Aoxing Pharmaceutical Company Inc. Updates on Joint Venture Progress with Johnson Matthey Pharma Services

NEW YORK, NY--(Marketwire - October 26, 2010) - Aoxing Pharmaceutical (NYSE Amex: AXN) (“Aoxing Pharma”), a specialty pharmaceutical company focusing on research, development, manufacturing and distribution of narcotic and pain-management products, today announced updates on the progress of Hebei Aoxing API Pharmaceutical Company, Ltd, the joint venture between Aoxing Pharma and Johnson Matthey Plc. The chemical synthesis laboratories and pilot-manufacturing plant recently passed the GMP inspection of the China State Food and Drug Administration (SFDA).

Aoxing Pharma has recently completed construction on the dedicated newly renovated facility for the joint venture, which focuses on research, development, manufacturing and marketing of active pharmaceutical ingredients (“API’) of narcotics and neurological drugs for the China market. Full GMP certification from the China SFDA and a pharmaceutical business license is expected by year-end 2010.

“We are very pleased with the substantial progress that has been achieved by the joint venture that was created in April 2010 which paves the way for receiving GMP certification by the China SFDA by December 2010,” said Mr. Zhenjiang Yue, Chairman and CEO of Aoxing Pharma. “This is an important milestone for both Aoxing Pharma and Johnson Matthey Plc. We were pleased to recently welcome senior executives from Johnson Mattey to the newly renovated facility and look forward to starting chemical synthesis and manufacturing in 2011.”

About Hebei Aoxing API Pharmaceutical Company, Ltd

The joint venture represents a significant new opportunity for both Aoxing Pharma and Johnson Matthey Plc. to expand their business in the rapidly growing pharmaceutical market in China.

Under the terms of the agreement, Macfarlan Smith Ltd, a wholly owned subsidiary of Johnson Matthey Plc., headquartered in the United Kingdom, contributes technology expertise and capital to the joint venture. Hebei Aoxing Pharmaceutical Group Company, Ltd. (“Hebei Aoxing”), the operating subsidiary of Aoxing Pharma, contributes capital, fixed assets and related API manufacturing licenses. The joint venture company is called Hebei Aoxing API Pharmaceutical Company, Ltd. Hebei Aoxing has a 51% stake in the Company, while Macfarlan Smith (Hong Kong) Ltd, (a wholly owned subsidiary of Johnson Matthey Pacific Ltd), holds 49%. Each company has equal representation on a board of directors that oversee a management team responsible for corporate strategies and operations.

The new joint venture is located on the Hebei Aoxing campus in Xinle City, 200 kilometers southwest of Beijing. The total capital investment is projected to be approximately $15 million during the first five years. It will initially develop eight narcotic API products for the China market but its product range could potentially exceed 30 products.

About Aoxing Pharmaceutical Company, Inc.

Aoxing Pharmaceutical Company, Inc. is a US incorporated specialty pharmaceutical company with its operations in China, specializing in research, development, manufacturing and distribution of a variety of narcotics and pain-management products. Headquartered in Shijiazhuang City, outside Beijing, Aoxing has the largest and most advanced manufacturing facility in China for highly regulated narcotic medicines. Its facility is one of the few GMP facilities licensed for the manufacture of narcotic medicines by the China State Food and Drug Administration (SFDA). It has a joint venture collaboration with Johnson Matthey Plc. to produce and market narcotics and neurological drugs in China. It also has a strategic alliance partnership with QRxPharma, Phoenix PharmaLabs, Inc. and American Oriental Bioengineering, Inc. For more information, please visit: www.aoxingpharma.com.
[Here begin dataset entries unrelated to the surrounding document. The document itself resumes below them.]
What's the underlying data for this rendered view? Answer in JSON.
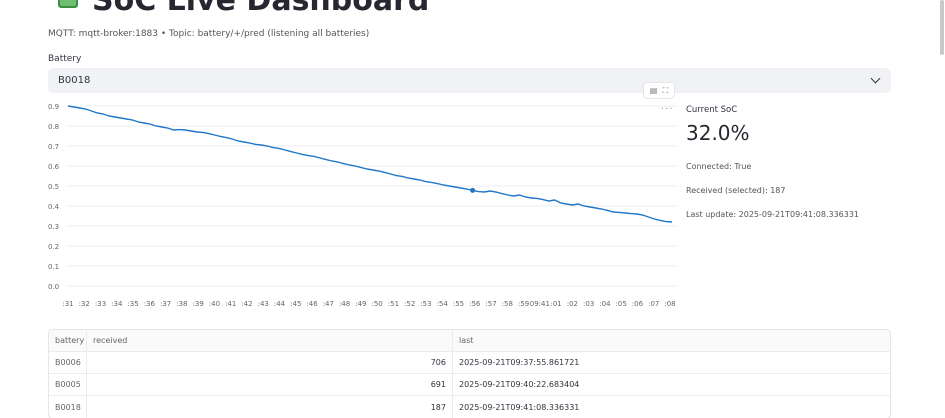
{
  "header": {
    "title": "SoC Live Dashboard",
    "subtitle": "MQTT: mqtt-broker:1883 • Topic: battery/+/pred (listening all batteries)"
  },
  "battery_select": {
    "label": "Battery",
    "value": "B0018"
  },
  "side_panel": {
    "current_label": "Current SoC",
    "current_value": "32.0%",
    "connected": "Connected: True",
    "received": "Received (selected): 187",
    "last_update": "Last update: 2025-09-21T09:41:08.336331"
  },
  "chart_data": {
    "type": "line",
    "x_ticks": [
      ":31",
      ":32",
      ":33",
      ":34",
      ":35",
      ":36",
      ":37",
      ":38",
      ":39",
      ":40",
      ":41",
      ":42",
      ":43",
      ":44",
      ":45",
      ":46",
      ":47",
      ":48",
      ":49",
      ":50",
      ":51",
      ":52",
      ":53",
      ":54",
      ":55",
      ":56",
      ":57",
      ":58",
      ":59",
      "09:41",
      ":01",
      ":02",
      ":03",
      ":04",
      ":05",
      ":06",
      ":07",
      ":08"
    ],
    "y_ticks": [
      "0.0",
      "0.1",
      "0.2",
      "0.3",
      "0.4",
      "0.5",
      "0.6",
      "0.7",
      "0.8",
      "0.9"
    ],
    "ylim": [
      0,
      0.9
    ],
    "series": [
      {
        "color": "#1f77c8",
        "values": [
          0.9,
          0.895,
          0.89,
          0.885,
          0.875,
          0.865,
          0.86,
          0.85,
          0.845,
          0.84,
          0.835,
          0.83,
          0.82,
          0.815,
          0.81,
          0.8,
          0.795,
          0.79,
          0.78,
          0.782,
          0.78,
          0.775,
          0.77,
          0.768,
          0.762,
          0.755,
          0.748,
          0.742,
          0.735,
          0.725,
          0.72,
          0.715,
          0.708,
          0.705,
          0.7,
          0.692,
          0.688,
          0.68,
          0.672,
          0.665,
          0.658,
          0.652,
          0.648,
          0.64,
          0.632,
          0.625,
          0.62,
          0.612,
          0.605,
          0.6,
          0.592,
          0.585,
          0.58,
          0.575,
          0.568,
          0.56,
          0.552,
          0.548,
          0.54,
          0.535,
          0.53,
          0.522,
          0.518,
          0.512,
          0.505,
          0.5,
          0.495,
          0.49,
          0.485,
          0.478,
          0.472,
          0.47,
          0.475,
          0.47,
          0.462,
          0.455,
          0.45,
          0.455,
          0.445,
          0.44,
          0.438,
          0.432,
          0.425,
          0.43,
          0.415,
          0.41,
          0.405,
          0.41,
          0.4,
          0.395,
          0.39,
          0.385,
          0.378,
          0.37,
          0.368,
          0.365,
          0.362,
          0.36,
          0.355,
          0.345,
          0.335,
          0.328,
          0.322,
          0.32
        ],
        "highlight_index": 69
      }
    ]
  },
  "table": {
    "columns": [
      "battery",
      "received",
      "last"
    ],
    "rows": [
      {
        "battery": "B0006",
        "received": "706",
        "last": "2025-09-21T09:37:55.861721"
      },
      {
        "battery": "B0005",
        "received": "691",
        "last": "2025-09-21T09:40:22.683404"
      },
      {
        "battery": "B0018",
        "received": "187",
        "last": "2025-09-21T09:41:08.336331"
      }
    ]
  },
  "icons": {
    "title": "battery-icon",
    "chart_table": "table-icon",
    "chart_fullscreen": "fullscreen-icon",
    "more": "more-icon",
    "select": "chevron-down-icon"
  }
}
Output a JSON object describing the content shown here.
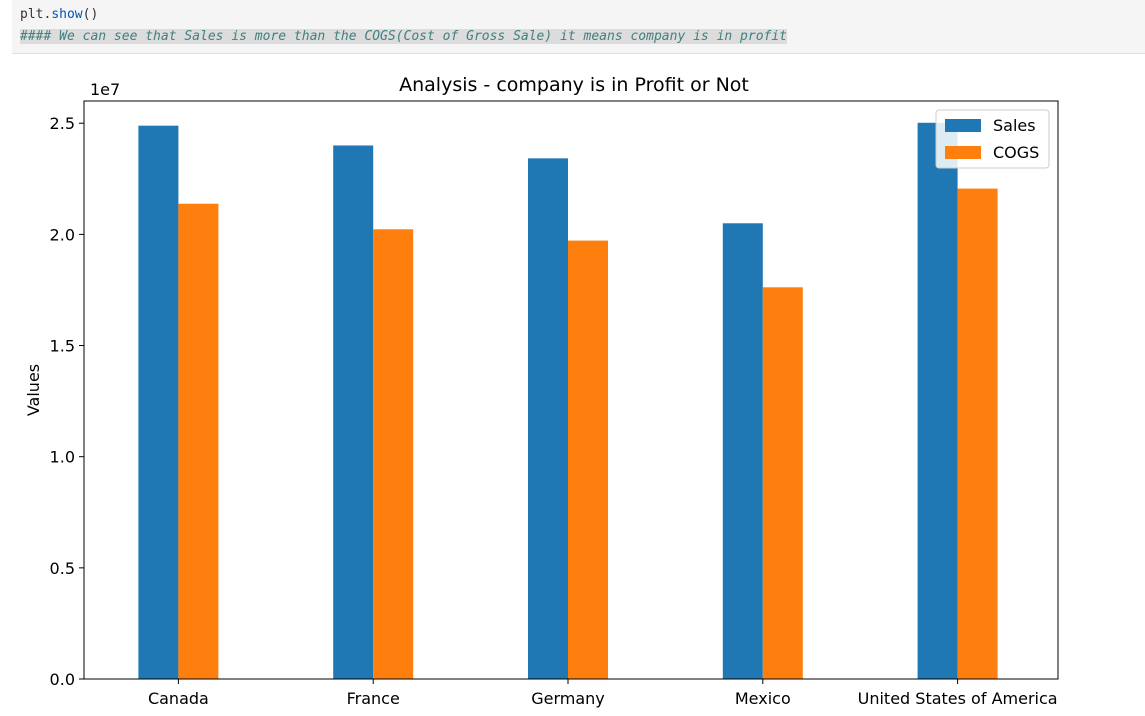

Safe Harbor Statement from Aoxing Pharmaceutical Company, Inc.

Statements made in this press release are forward-looking and are made pursuant to the safe harbor provisions of the Securities Litigation Reform Act of 1995. Such statements involve risks and uncertainties that may cause actual results to differ materially from those set forth in these statements. The economic, competitive, governmental, technological and other risk factors identified in the Company’s filings with the Securities and Exchange Commission, including the Form 10-K for the year ended June 30, 2010, may cause actual results or events to differ materially from those described in the forward looking statements in this press release. The Company undertakes no obligation to publicly update or revise any forward-looking statements, whether because of new information, future events, or otherwise.